Gastric bypass surgery shrinks the size of your stomach, so you can't eat as much as you used to. The surgeon will also re-route, or bypass, part of your digestive system so you don't absorb as much food.
There are several types of gastric bypass surgery:
First, the surgeon makes a small stomach pouch by stapling part of the stomach together or by vertical banding. This limits how much food you can eat.
Next, the surgeon attaches a Y-shaped section of the small intestine to the pouch. That creates a bypass for food, so it skips part of your digestive system. As a result, you absorb fewer calories and nutrients.
Extensive gastric bypass (biliopancreatic diversion): This is a more complicated type of gastric bypass. The surgeon removes the lower part of the stomach. He then connects the small pouch that remains directly to the last part of the small intestine, completely bypassing the first two parts. It works for weight loss, but it's not widely used because it has a high complication rate and can leave you short on nutrients.
Risks of Gastric Bypass Surgery
People who have gastric bypass surgery are at risk for:
- Pouch stretching. The stomach gets bigger over time, stretching back to its original size.

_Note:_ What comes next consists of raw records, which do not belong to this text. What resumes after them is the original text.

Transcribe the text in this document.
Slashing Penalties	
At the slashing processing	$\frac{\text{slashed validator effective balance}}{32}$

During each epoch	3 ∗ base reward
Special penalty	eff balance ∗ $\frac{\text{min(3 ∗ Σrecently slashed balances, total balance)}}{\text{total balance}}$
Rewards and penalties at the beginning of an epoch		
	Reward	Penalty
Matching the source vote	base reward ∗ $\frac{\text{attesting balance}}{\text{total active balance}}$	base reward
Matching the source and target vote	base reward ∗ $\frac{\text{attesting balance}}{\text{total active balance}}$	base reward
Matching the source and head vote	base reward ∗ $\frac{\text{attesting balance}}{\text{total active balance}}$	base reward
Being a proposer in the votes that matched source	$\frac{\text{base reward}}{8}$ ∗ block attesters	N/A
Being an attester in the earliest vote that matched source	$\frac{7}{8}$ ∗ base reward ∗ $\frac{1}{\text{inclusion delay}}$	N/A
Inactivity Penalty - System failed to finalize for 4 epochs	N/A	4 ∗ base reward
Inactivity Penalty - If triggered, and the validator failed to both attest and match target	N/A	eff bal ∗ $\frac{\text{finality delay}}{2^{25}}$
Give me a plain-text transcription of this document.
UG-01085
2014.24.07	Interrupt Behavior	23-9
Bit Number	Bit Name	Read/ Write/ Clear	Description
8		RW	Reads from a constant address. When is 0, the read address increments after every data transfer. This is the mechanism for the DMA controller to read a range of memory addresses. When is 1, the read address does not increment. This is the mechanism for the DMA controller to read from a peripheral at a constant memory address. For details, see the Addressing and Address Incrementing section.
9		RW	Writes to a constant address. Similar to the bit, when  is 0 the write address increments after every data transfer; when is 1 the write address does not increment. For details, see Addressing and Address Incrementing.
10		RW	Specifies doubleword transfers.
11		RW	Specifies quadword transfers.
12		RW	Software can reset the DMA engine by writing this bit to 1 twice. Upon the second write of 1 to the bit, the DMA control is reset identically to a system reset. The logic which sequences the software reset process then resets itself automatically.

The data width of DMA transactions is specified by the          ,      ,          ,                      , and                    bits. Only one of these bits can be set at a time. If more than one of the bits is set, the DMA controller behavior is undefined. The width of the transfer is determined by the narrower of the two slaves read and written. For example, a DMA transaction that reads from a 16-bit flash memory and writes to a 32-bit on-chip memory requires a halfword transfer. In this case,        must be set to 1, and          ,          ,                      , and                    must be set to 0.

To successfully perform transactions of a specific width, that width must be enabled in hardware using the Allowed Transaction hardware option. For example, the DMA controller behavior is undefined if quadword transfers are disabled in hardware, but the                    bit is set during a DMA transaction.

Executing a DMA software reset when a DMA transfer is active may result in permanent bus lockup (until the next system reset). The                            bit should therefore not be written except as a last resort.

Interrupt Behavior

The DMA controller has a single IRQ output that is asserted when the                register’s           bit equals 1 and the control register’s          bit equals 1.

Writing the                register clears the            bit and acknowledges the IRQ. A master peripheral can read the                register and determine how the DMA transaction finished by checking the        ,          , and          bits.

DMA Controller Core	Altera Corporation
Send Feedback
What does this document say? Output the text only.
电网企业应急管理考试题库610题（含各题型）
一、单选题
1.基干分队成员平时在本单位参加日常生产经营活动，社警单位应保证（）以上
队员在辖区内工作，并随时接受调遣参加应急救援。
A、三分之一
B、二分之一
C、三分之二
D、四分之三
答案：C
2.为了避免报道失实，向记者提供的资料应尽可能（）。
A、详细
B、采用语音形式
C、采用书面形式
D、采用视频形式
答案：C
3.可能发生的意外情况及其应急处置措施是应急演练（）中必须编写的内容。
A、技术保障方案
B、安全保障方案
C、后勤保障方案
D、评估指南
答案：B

- Breakdown of staple lines. The staples fall apart.
- Nutritional, vitamin, and mineral deficiencies. Your body will be less able to get nutrients from food.
- Stomal stenosis. A narrowing forms at the connection of the stomach and small intestine causing nausea, vomiting, reflux, and then an inability to eat. This will need to be dilated.
Gastric bypass surgery also may cause "dumping syndrome." When that happens, food moves too quickly from the stomach to the small intestine. Symptoms include nausea, weakness, sweating, fainting, and, occasionally, diarrhea after eating, as well as becoming extremely weak after eating sweets.
Because these surgeries change how your body handles food, you should talk with your doctor about making sure you get all the nutrients you need.